Why a Regional Network of Women in Energy Efficiency Matters for Social Cohesion in the Eastern Partnership Countries
Across the Eastern Partnership countries, the energy transition is accelerating. Countries are modernizing infrastructure, aligning with European integration pathways, and investing in green and circular economy solutions.
At the same time, a critical question remains: who gets to shape this transition?
While renewable energy and energy efficiency are often portrayed as progressive sectors, women represent only around 25-32% of the workforce, with even lower participation in senior technical and leadership roles (Publications Office of the EU). This is not only an equality gap. It’s a missed economic opportunity.
A gender-balanced energy sector is more innovative, more resilient, and better equipped to respond to complex sustainability challenges. If the green transition is to be just and inclusive, women must not only participate in it, they must lead it.
Energy systems are not neutral technical structures. They shape employment patterns, regional development, household welfare, and access to opportunity.
If the green shift excludes half of society from leadership, decision-making, and economic opportunity, it risks reinforcing inequality rather than reducing it. That is not only a gender issue, it is a question of social cohesion too.
As Valentyna Beliakova, President of Women in Energy Club Ukraine, puts it in one of the episodes of the RECONOMY videocast:
“When we talk about the future of energy, we cannot ignore the future of girls. And what we see, especially in Ukraine and across the region, is that by the time girls reach secondary school, many have already ruled out careers in science, energy, or leadership — not because they have tried and failed, but because no one ever told them that they could. And that’s why Women in Energy Club exists: we make women visible. We are connecting generations. We are showing that energy careers are not just open for men, but they are fully open for women — and they need women.”

Why now?
The momentum for change is here.
The shift from a linear “take-make-dispose” model toward a circular economy is expected to generate more than 6 million jobs globally by 2030. This transformation offers unprecedented opportunities to redesign industries, supply chains, and labor markets.
Yet structural barriers persist. Women continue to face limited access to technical training, leadership pipelines, and decision-making spaces in the energy sector.

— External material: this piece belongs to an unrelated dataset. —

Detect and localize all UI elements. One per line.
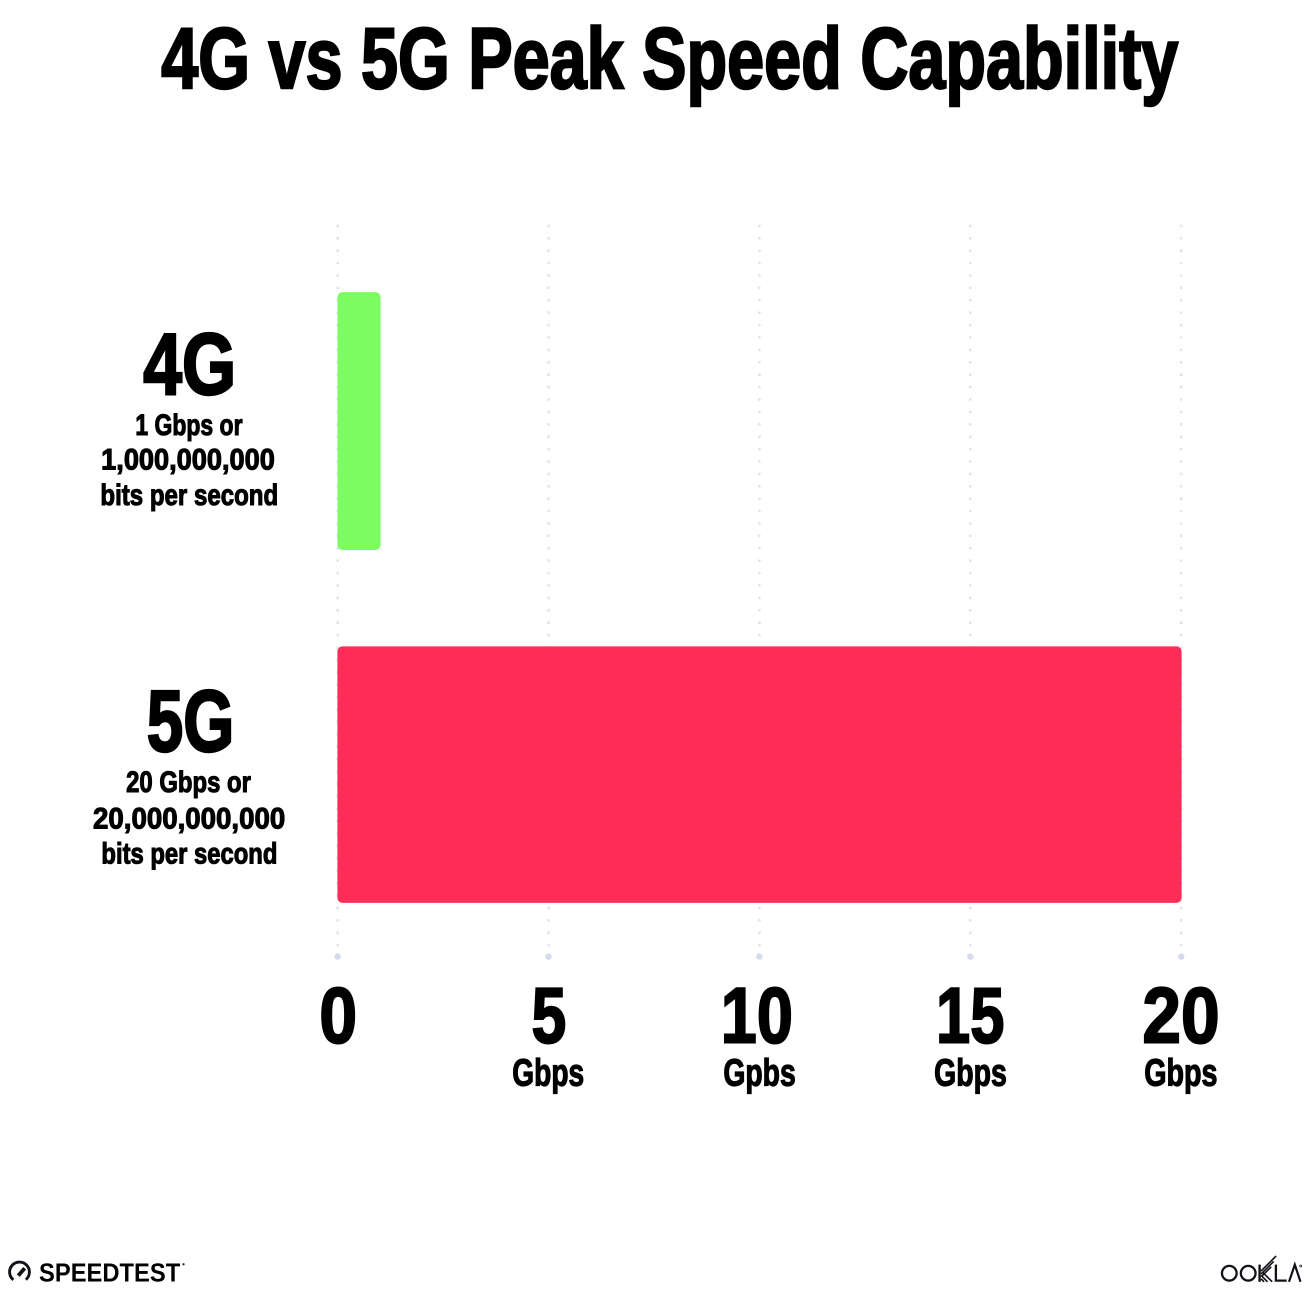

At the same time, the broader regional political and societal context is becoming increasingly challenging for gender equality. In such a climate, passive inclusion is not enough. Proactive, collective action is required.
And social cohesion cannot be taken for granted. Energy efficiency and green reconstruction are not only climate measures, they are instruments for stability, rebuilding trust, and creating shared economic opportunity. But this will only happen if inclusion is deliberate. This is why the establishment of an independent regional network of women in the energy efficiency sector is both timely and strategically important for strengthening collaboration, peer support, and collective voice across the region.
Moving beyond the “women’s add-on” narrative
A persistent misconception frames gender inclusion as a soft, optional social agenda.
In reality, gender equality is a structural driver of economic and technical performance.
When gender is treated as a compliance requirement or a CSR checkbox, markets lose out. Projects become misaligned with user needs. Talent pipelines remain narrow. Skills shortages persist.
Similarly, token representation like “we have women in HR, that’s enough” does not create systemic change. Meaningful transformation requires a critical mass of women across engineering, management, entrepreneurship, and policymaking roles.
A gender-inclusive energy transition is not a cost. It is a competitive advantage.
What the Regional Network will do
The establishment of an independent regional network of women in energy efficiency across Armenia, Moldova, and Ukraine is therefore not only timely, it is strategic.
- Build a regional network of women in energy efficiency — consisting of women’s associations across Armenia, Moldova, and Ukraine — to share experiences, opportunities and best practices in addressing common challenges.
- Amplify visibility of women-led and gender-sensitive EE solutions so that businesses, investors, and policymakers begin to see gender diversity as a strategic asset.
- Promote capacity-building, mentorship, and peer support for women engineers, entrepreneurs, managers and innovators.
- Advocate for policy and industry standards that embed gender equality into energy transition plans, recruitment, training, work conditions, and leadership pipelines.
- Facilitate data collection, research and monitoring — gender-disaggregated data, impact assessments, and evidence to track progress.
Why a Regional Approach is a Strategic Advantage
Single-country initiatives often remain fragmented and isolated.
A regional network multiplies influence.
By pooling lessons learned, aligning strategies, and building cross-border mentorship and mobility pathways, the network can amplify its voice at European and international levels.
Regional collaboration also reduces duplication of effort and accelerates innovation. Instead of reinventing solutions country by country, members can build on shared knowledge and scale what works.
In a time of rapid transformation, collective regional action strengthens resilience.
When to expect?
Currently network’s mission, vision, values framework, financial sustainability strategy and governance structure are at a finalization stage, and the launch is expected in Q3 this year.